The threat of Western US wildfires this year is as great as it’s ever been. Thankfully, help is on the way for businesses in this region, including the numerous wineries.
“This is an area that has been under-resourced, but this is going to change if we have anything to do with it,” said President Joe Biden at a press conference on Wednesday, announcing a new FEMA grant.
The FEMA grant will arrive in phases. The first phase, expected to take 18 months, will focus on building and organizing a network of local partners, such as tribal leaders, Cal Fire, and vineyard owners.
Phase 2 will focus on implementation. The funding will largely be used for preventative measures such as trimming undergrowth, cutting back vegetation to allow for easier access for emergency vehicles, and the creation of shaded fuel breaks and green belts to serve as fire breaks. It is also designed to help property owners avoid personal losses.
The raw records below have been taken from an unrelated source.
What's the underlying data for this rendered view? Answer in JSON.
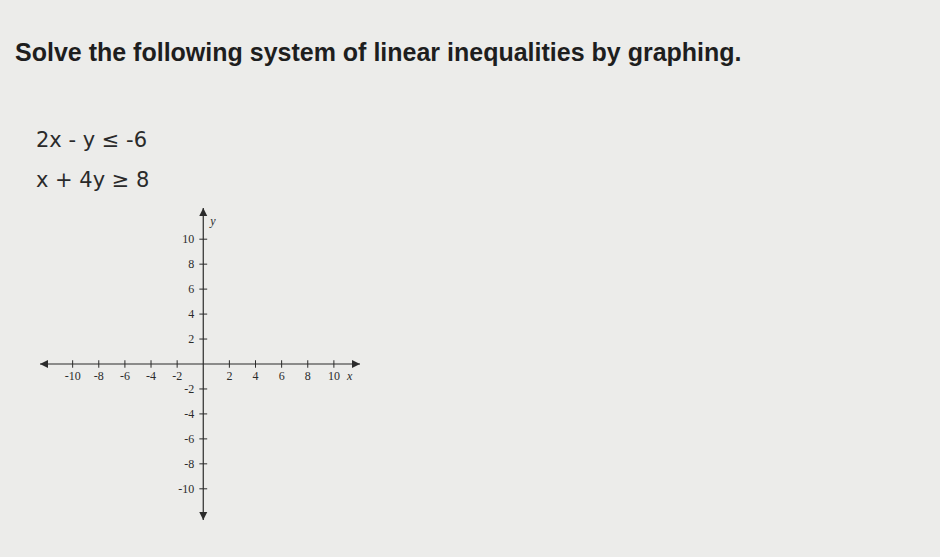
{
  "chart_data": {
    "type": "scatter",
    "title": "Solve the following system of linear inequalities by graphing.",
    "annotations": [
      "2x - y ≤ -6",
      "x + 4y ≥ 8"
    ],
    "x_label": "x",
    "y_label": "y",
    "xlim": [
      -12.5,
      12
    ],
    "ylim": [
      -12.5,
      12.5
    ],
    "xticks": [
      -10,
      -8,
      -6,
      -4,
      -2,
      2,
      4,
      6,
      8,
      10
    ],
    "yticks": [
      -10,
      -8,
      -6,
      -4,
      -2,
      2,
      4,
      6,
      8,
      10
    ]
  }
}
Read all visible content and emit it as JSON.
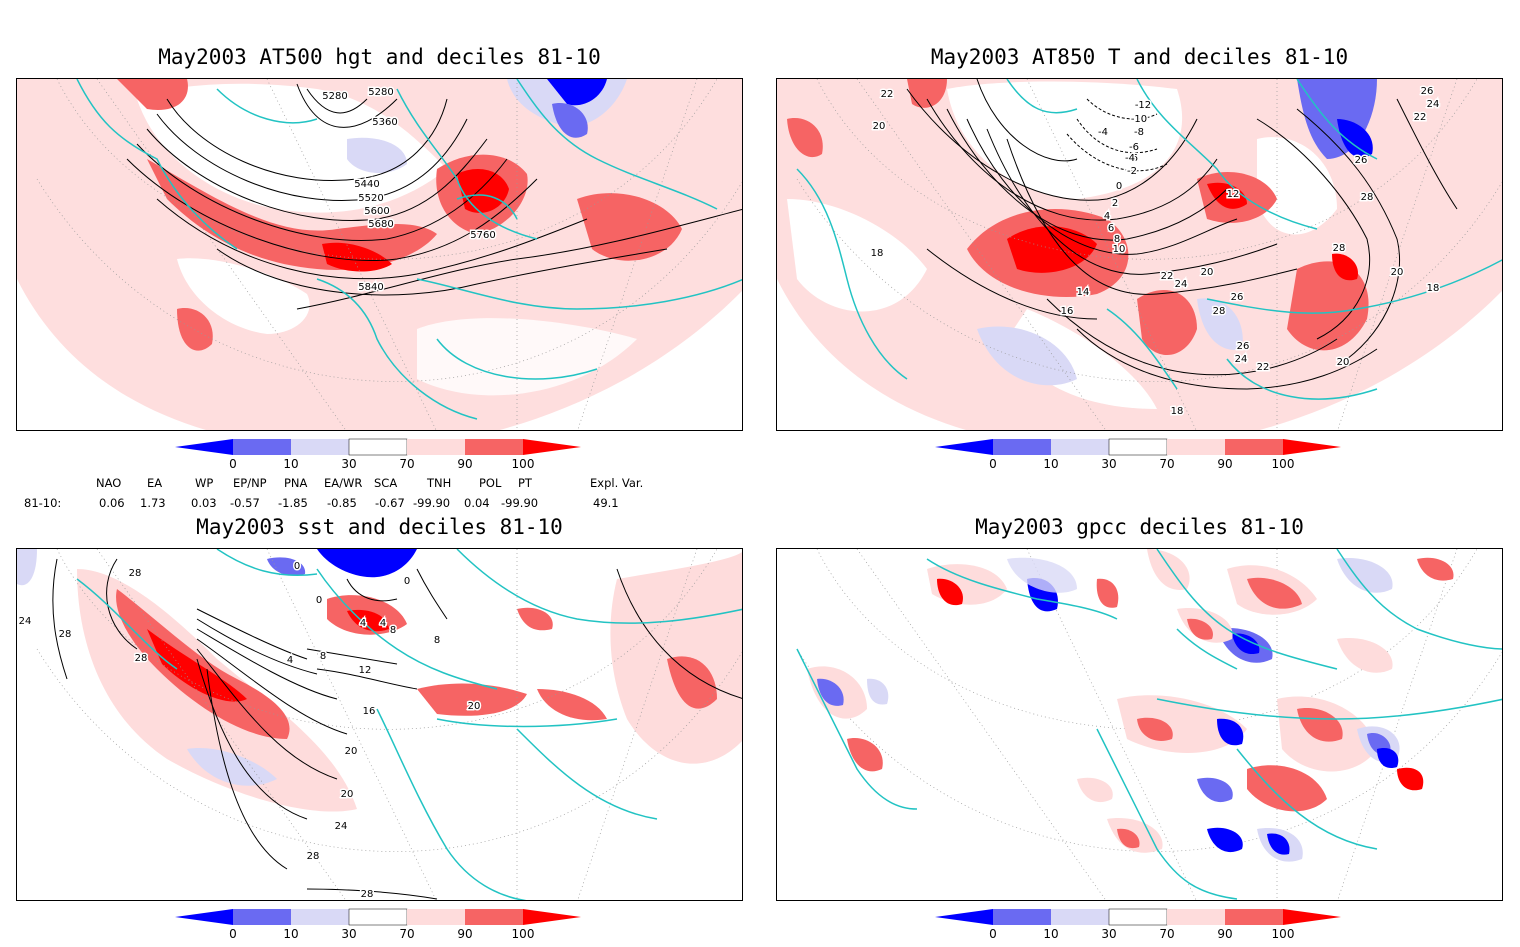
{
  "colors": {
    "coast": "#22c3c3",
    "d0": "#0000ff",
    "d10": "#6a6af2",
    "d30": "#d9d9f6",
    "d70": "#fedcdc",
    "d90": "#f66464",
    "d100": "#ff0000"
  },
  "colorbar": {
    "ticks": [
      "0",
      "10",
      "30",
      "70",
      "90",
      "100"
    ]
  },
  "panels": [
    {
      "id": "p1",
      "title": "May2003 AT500 hgt and deciles 81-10",
      "contour_labels": [
        "5280",
        "5280",
        "5360",
        "5440",
        "5520",
        "5600",
        "5680",
        "5760",
        "5840"
      ]
    },
    {
      "id": "p2",
      "title": "May2003 AT850 T and deciles 81-10",
      "contour_labels": [
        "22",
        "20",
        "-12",
        "-10",
        "-8",
        "-6",
        "-6",
        "-4",
        "-4",
        "-2",
        "0",
        "2",
        "4",
        "6",
        "8",
        "10",
        "12",
        "14",
        "16",
        "18",
        "18",
        "26",
        "24",
        "22",
        "26",
        "28",
        "28",
        "20",
        "24",
        "22",
        "20",
        "26",
        "28",
        "26",
        "24",
        "22",
        "20",
        "18",
        "18"
      ]
    },
    {
      "id": "p3",
      "title": "May2003 sst and deciles 81-10",
      "contour_labels": [
        "28",
        "24",
        "28",
        "28",
        "0",
        "0",
        "0",
        "4",
        "4",
        "8",
        "8",
        "4",
        "8",
        "12",
        "16",
        "20",
        "20",
        "20",
        "24",
        "28",
        "28"
      ]
    },
    {
      "id": "p4",
      "title": "May2003 gpcc deciles 81-10",
      "contour_labels": []
    }
  ],
  "teleconnections": {
    "headers": [
      "NAO",
      "EA",
      "WP",
      "EP/NP",
      "PNA",
      "EA/WR",
      "SCA",
      "TNH",
      "POL",
      "PT",
      "Expl. Var."
    ],
    "row_label": "81-10:",
    "values": [
      "0.06",
      "1.73",
      "0.03",
      "-0.57",
      "-1.85",
      "-0.85",
      "-0.67",
      "-99.90",
      "0.04",
      "-99.90",
      "49.1"
    ]
  }
}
Climate change has impacted numerous industries world-wide – the wine industry has not been exempt from feeling the wrath of unprecedented wildfires over the past few years, especially in the Western United States.
Prolonged droughts and extreme heat were major factors in California and Oregon being ravaged by wildfires, burning more than 10-million acres and resulting in billions of dollars in economic damage. This region is home to over 2,100 wineries and vineyards, many of which were left trying to pick up the pieces after last year’s fires.
President Biden made the announcement Wednesday at a White House briefing of governors from Western states. “Because Sonoma knows all too well the devastation wrought by fire, they are the first to apply for the mitigation funds,” Biden said.
Reps. Jared Huffman, D-San Rafael, and Mike Thompson, D-St. Helena, whose districts include parts of Sonoma County, both wrote letters to support the county’s application, and both expressed satisfaction at Wednesday’s announcement.
“With severe drought gripping the West, it’s certain California will be up against another year of destructive wildfires,” Rep. Jared Huffman said in a prepared statement. “We know all too well the devastating impacts these fires can have to our region.”
FEMA ended up investing the full $37-million Sonoma County had requested in support.